In this code, the Linux kernel looks at a special ARM register named "DSCR" to determine what sort of breakpoint has been reached. Three possibilities are handled by the code - all other possibilities result in the "Unhandled prefetch abort" message.

A quick search for "DSCR register" reveals an interesting page in ARM's documentation. In table 13.7, I find a list of possible values for the Entry field. Here are the first few:

Entry value
Reason for entering debug
0
A Halt DBGTAP instruction occurred
1
A breakpoint occurred
2
A watchpoint occurred
3
A BKPT instruction occurred

My version of the Linux kernel handles entry values 1 (ARM_ENTRY_BREAKPOINT) and 2 (ARM_ENTRY_ASYNC_WATCHPOINT) but does not handle entry value 3 - "A BKPT instruction occurred". The fallback path is used for this event, costing 13.9ms.

I modified "hw_breakpoint_pending" as follows:

    case ARM_ENTRY_BREAKPOINT:
        breakpoint_handler(addr, regs);
        break;
    case 3:
        preempt_enable();

        info.si_signo = SIGTRAP;
        info.si_errno = 0;
        info.si_code = 0;
        info.si_addr = (void __user *)addr;

        arm_notify_die("", regs, info, fsr, 0);

        return 0;

My new code handles the "bkpt" instruction just like the old code did - calling "arm_notify_die" - but it doesn't call printk. And the problem is resolved:

Operation
Signal handler invocation time (mean of 100000)
Breakpoint instruction 0xe1200070
(modified "hw_breakpoint_pending")
9 microseconds

The problem was "printk". In C, many printing functions are actually interpreters for an embedded language. They interpret formatting directives such as %08x or %1.3e and generate appropriate output, such as an 8-digit hexadecimal number, or a real number in engineering notation. printk includes such an interpreter, and it adds some inefficiency. But not on the order of 13ms!

Actually, "printk" is slow because it is synchronously writing to the console. The extra time is required to write characters to the Raspberry Pi's user interface, with some scrolling where necessary. For an error message, or an important warning, this is good behaviour. If the message were written to a buffer instead of the console, it might be lost entirely - the kernel might crash immediately after calling "printk", and the user would not have any clue about the cause of the crash. If I had a monitor connected to my Raspberry Pi, the output would be useful, and would have led me to the problem without a "syslog" detour.
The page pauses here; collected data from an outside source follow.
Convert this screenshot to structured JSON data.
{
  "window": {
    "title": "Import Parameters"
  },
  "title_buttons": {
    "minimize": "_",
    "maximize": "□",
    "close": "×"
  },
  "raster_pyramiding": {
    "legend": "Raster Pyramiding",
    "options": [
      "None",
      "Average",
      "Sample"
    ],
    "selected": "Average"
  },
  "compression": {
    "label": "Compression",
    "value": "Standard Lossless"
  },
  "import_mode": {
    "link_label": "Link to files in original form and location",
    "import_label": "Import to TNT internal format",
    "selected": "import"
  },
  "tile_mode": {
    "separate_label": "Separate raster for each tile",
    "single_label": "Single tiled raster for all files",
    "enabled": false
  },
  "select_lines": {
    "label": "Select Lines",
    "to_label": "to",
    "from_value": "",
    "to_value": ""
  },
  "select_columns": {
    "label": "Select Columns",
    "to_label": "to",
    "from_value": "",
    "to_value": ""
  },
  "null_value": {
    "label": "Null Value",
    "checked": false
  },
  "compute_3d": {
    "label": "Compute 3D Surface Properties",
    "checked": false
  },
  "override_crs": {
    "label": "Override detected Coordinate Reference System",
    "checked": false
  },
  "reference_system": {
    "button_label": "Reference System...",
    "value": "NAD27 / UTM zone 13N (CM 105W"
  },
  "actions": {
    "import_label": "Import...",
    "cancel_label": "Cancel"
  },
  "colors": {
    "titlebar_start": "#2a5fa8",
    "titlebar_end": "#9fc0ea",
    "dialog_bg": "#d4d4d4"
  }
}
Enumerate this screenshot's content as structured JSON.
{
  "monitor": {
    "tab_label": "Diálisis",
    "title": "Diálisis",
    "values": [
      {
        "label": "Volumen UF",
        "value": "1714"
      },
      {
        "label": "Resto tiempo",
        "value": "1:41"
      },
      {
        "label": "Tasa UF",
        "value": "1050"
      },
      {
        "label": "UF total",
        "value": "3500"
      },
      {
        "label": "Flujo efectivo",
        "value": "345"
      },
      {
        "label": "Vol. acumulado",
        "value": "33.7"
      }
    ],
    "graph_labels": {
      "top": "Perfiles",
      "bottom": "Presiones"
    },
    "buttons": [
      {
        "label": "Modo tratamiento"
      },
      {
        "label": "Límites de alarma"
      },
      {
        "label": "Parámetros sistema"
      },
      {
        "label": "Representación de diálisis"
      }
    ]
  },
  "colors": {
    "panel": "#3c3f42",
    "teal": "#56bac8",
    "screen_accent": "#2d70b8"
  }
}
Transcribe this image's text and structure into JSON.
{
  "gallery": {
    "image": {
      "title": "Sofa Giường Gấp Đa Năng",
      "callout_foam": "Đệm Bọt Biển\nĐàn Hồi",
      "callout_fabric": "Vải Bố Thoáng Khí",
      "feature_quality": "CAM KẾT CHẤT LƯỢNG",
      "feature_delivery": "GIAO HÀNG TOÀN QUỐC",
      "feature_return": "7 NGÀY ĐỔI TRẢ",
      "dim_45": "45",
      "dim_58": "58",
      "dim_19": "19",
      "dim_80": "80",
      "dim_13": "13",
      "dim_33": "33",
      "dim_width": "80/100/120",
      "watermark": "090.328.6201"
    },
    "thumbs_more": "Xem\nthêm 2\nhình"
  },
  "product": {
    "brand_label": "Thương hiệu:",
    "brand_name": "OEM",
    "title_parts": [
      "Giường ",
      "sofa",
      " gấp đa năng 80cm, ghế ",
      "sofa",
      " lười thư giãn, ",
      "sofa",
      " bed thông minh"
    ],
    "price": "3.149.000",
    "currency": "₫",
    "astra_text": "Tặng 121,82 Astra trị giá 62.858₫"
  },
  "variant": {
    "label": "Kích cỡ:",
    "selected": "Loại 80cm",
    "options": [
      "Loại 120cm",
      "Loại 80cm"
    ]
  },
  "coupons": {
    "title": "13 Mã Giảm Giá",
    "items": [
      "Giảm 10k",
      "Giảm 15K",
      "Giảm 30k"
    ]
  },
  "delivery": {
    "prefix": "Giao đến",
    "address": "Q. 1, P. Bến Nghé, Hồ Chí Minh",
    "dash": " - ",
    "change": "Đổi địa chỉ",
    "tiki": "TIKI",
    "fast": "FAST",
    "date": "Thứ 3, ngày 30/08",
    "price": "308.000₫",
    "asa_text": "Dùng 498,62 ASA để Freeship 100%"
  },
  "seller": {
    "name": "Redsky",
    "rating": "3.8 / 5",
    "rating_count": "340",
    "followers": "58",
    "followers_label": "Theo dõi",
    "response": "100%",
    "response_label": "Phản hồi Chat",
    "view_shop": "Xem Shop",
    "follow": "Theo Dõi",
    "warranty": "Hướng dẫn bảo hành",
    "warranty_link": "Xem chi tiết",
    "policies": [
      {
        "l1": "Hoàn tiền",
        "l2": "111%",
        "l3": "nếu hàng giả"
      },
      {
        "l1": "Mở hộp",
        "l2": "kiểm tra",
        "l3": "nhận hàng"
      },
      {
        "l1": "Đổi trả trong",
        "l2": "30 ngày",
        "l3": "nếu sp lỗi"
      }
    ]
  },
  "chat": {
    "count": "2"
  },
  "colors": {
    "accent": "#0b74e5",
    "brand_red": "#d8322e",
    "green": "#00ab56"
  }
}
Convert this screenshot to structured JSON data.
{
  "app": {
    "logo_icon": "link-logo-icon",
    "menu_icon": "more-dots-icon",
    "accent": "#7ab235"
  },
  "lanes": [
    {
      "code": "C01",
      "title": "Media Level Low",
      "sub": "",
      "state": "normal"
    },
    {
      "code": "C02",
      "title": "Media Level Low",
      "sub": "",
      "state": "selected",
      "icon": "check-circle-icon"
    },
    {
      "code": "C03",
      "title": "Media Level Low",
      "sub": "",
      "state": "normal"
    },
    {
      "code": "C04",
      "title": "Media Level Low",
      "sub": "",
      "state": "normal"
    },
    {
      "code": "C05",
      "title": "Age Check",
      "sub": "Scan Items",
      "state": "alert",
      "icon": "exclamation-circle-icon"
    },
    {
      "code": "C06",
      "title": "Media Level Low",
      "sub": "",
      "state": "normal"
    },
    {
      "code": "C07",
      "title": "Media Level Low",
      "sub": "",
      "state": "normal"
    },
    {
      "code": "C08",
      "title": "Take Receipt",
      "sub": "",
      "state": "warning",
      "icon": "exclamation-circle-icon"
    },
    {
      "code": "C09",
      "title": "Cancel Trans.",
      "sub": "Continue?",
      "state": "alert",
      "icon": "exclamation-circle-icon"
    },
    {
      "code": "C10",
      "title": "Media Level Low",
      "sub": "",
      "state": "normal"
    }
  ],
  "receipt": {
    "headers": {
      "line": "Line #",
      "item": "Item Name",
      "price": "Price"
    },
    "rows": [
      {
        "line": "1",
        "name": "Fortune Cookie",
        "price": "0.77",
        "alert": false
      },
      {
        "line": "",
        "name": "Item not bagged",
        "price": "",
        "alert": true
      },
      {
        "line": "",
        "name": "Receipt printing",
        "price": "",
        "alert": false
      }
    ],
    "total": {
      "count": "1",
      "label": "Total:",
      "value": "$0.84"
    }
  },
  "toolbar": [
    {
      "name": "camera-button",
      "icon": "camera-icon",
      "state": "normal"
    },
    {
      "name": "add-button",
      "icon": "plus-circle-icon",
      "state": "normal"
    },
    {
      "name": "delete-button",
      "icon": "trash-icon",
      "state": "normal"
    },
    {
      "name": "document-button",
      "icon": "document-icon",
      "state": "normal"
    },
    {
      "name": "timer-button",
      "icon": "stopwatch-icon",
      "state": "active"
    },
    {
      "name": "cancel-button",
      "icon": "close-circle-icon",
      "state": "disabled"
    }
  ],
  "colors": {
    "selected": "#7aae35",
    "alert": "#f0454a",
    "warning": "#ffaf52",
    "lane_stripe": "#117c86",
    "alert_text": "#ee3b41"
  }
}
A serious warning about an unhandled exception would certainly qualify for "printk": the priority level is "KERN_ALERT", one step above "KERN_CRIT" (for a critical error)!

However, I'm not convinced that "bkpt" should trigger such a warning. "bkpt" is a logical, obvious choice of breakpoint instruction, straight out of the ARM Architecture Reference Manual. Perhaps the Linux kernel should handle it better. This instruction could provide a mechanism for a denial-of-service attack against an ARM Linux system, because unprivileged user-space code is able to force the kernel to waste a lot of time printing messages, slowing the whole system down. If I had any Android devices, I would test it on them.

Conclusion: There is more than one breakpoint instruction on recent ARM platforms. At least two are available on the Raspberry Pi's ARM CPU. On Linux, the obvious choice of "bkpt" is slow, because it causes a message to be printed to the console each time it occurs. Rather than using "bkpt", you should reuse the breakpoint instruction used by a debugger such as "gdb". Like any mature CPU architecture, ARM usually provides more than one way to do something. Some ways are better than others, and the obvious way isn't necessarily the best.